Haber geldi karlı dağda kışladım.
Seni düğünlerde toyda düşlerdim.
Kalemim kan oldu, yazmaz Memedim
İnsan sevdasına küsmez Memedim.”
İbrahim emmimin gözlerini görüyorum. Kızarmış mı ne? Son satırı okuduğumda, şiirle beraber ben de tükeniyorum.
“Gül Ahmet’e selam söyle Memedim.
Ölmedin de ondan eve gelmedin.” Ben de ölüyorum…
KIRŞEHİR, çaresizliğimin başkenti…
Gözüm, kulağım, gönlüm yolda. Gelir ya, bir başıma koymaz beni.
Sen yoksan, her daim yalnızım ben. Bunca kalabalık da bile…
Gelir ya… Gelmeli.
O kadar hızlı yaşıyoruz ki, Zübeyde ablam, içtiğim üç çift rakının hesabını soruyor. Ben, büküyorum boynumu. Susmak da bir erdem, diyorum içimden.
GÜLTEKİN Ablama sarılıyorum. Ne güzel bakıyor, gönül sultanı.
“Abam be, bu Kırşehir’in koca karnı, nedense bi bizi almadı, Âşık Paşa türbesinin oraklarına yüreğimi bıraktım dı gördün mü?” diyesim geliyor.
Ağlamaktan yoruldum. Sulu göze çıkacak adım.
Ve o geliyor… Saat yok, vakit yok, karabasanlar, düşler, umutlar, iyiler, kötüler yok… O var. Birkaç saat sonra, Temmuzun cehennem sıcağında düşen rahmet misali, toprağa hoş bir koku bırakıp gidiyor. Ben o toprakta yatmayı diliyorum…
Sarılıyorum Gültekin abamın boynuna,
“Abla ,”diyorum.
“Ölüyorum.” Gözyaşlarımız karışıyor birbirine. Ablam, öyleden kızıyor bana.
“Ağlatma beni deli çocuk,” diyor. Ağlıyoruz.
Bennu, yanaşıyor yanıma,
“Bu nasıl bir sevdadır?” diye soruyor. Anlatmaya çalışsam, boğulacağım.
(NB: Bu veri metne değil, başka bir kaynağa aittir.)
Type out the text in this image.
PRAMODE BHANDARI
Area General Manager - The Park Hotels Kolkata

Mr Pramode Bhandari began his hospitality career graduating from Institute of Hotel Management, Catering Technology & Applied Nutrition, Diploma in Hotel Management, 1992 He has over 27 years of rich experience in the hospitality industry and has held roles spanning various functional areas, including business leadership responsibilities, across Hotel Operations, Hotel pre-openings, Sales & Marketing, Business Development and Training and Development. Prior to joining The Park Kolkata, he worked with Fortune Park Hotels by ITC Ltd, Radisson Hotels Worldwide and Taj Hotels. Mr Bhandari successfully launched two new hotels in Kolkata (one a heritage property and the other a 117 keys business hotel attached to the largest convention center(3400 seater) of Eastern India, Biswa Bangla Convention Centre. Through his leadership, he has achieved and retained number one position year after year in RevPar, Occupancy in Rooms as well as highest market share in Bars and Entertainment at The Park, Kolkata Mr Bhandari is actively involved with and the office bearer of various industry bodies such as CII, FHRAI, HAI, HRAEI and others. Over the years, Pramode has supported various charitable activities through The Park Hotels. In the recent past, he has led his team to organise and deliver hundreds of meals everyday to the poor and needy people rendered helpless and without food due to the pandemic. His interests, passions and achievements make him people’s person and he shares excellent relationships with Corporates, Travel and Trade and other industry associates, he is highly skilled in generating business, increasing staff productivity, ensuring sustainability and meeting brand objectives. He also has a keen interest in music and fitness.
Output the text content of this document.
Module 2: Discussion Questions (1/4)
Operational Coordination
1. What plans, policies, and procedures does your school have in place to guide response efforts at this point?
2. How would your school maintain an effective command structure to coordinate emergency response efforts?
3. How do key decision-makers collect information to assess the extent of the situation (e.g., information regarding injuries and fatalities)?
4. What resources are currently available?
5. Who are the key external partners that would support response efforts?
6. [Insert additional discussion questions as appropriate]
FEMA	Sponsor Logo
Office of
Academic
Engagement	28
Düş yangınımı söndürmek için iki damla yaş döküyorum döşüme, iki damla yaşın, yüreğimdeki yangını söndürmeyeceğini biliyorum.
Kamana gidiyoruz. Yıllar önce yazdığım bir satır düşüyor aklıma,
“Burası Kaman hallarım yaman.”
Yakışıklılar yakışıklısı, yiğitler yiğidi, adamın hası karşılıyor bizleri. Mümtaz hocam, Mümtaz ağabeyim, Mümtaz dostum, karşımda… Çok şık görünüyor ya bakma sen. Benim derdim, onun gözlerini görebilmekte.
( MÜMTAZ BOYACIOĞLU)
Onca telaşın içinde, tüm şair dostlara gönülden bir merhaba yolluyor. Gözlerinin ta içinde insan sevgisi… Ben yanımdaki dostlara,
“O, benim ağabeyim,” diyorum, kasıla kasıla.
“O benim ağabeyim. Hem ben Kamanlıyım. Şu hüzün, şu sevda, şu umut kokan ilçenin sokaklarında büyüdüm ben.”
Sonra yemek faslı başlıyor… Ben, yemek yemek yerine, sigara içmeye kaçıyorum. İçtiğim şey sigara değil aslında. Ben, yılların özlemini çekiyorum ciğerlerime. Ciğerlerimin acıdığını hissediyorum. Ne kadar tanış bir acı bu…
Kırşehir’e dönüş…
Cacabey, Âşık Paşa, Malya, hepsi güzel de. Neşet ustanın mezarı… Kim diyor Neşet usta öldü diye? Kim diyorsa yalan diyor. Kara taşın hikâyesini anlatıyor emmim… Bu adam ne çok ağlattı beni.
Bir türkü duyuluyor uzaklardan;
“DOST ELİNDEN GEL OLMAZSA VARLMAZ...”
KIRŞEHİR, hüznümün başkenti…
KIRŞEHİR, anlıma yazılmamış sevdamın başkenti.
Şimdi dönüş zamanı… Ne çok acıtıyor, vedalar beni. Kimseye görünmeden kaçsam ayıp olacak. Bennu, lobide kitap bekliyor. Ayrılırken, insanların yüzüne bakmaktan korkuyorum ben.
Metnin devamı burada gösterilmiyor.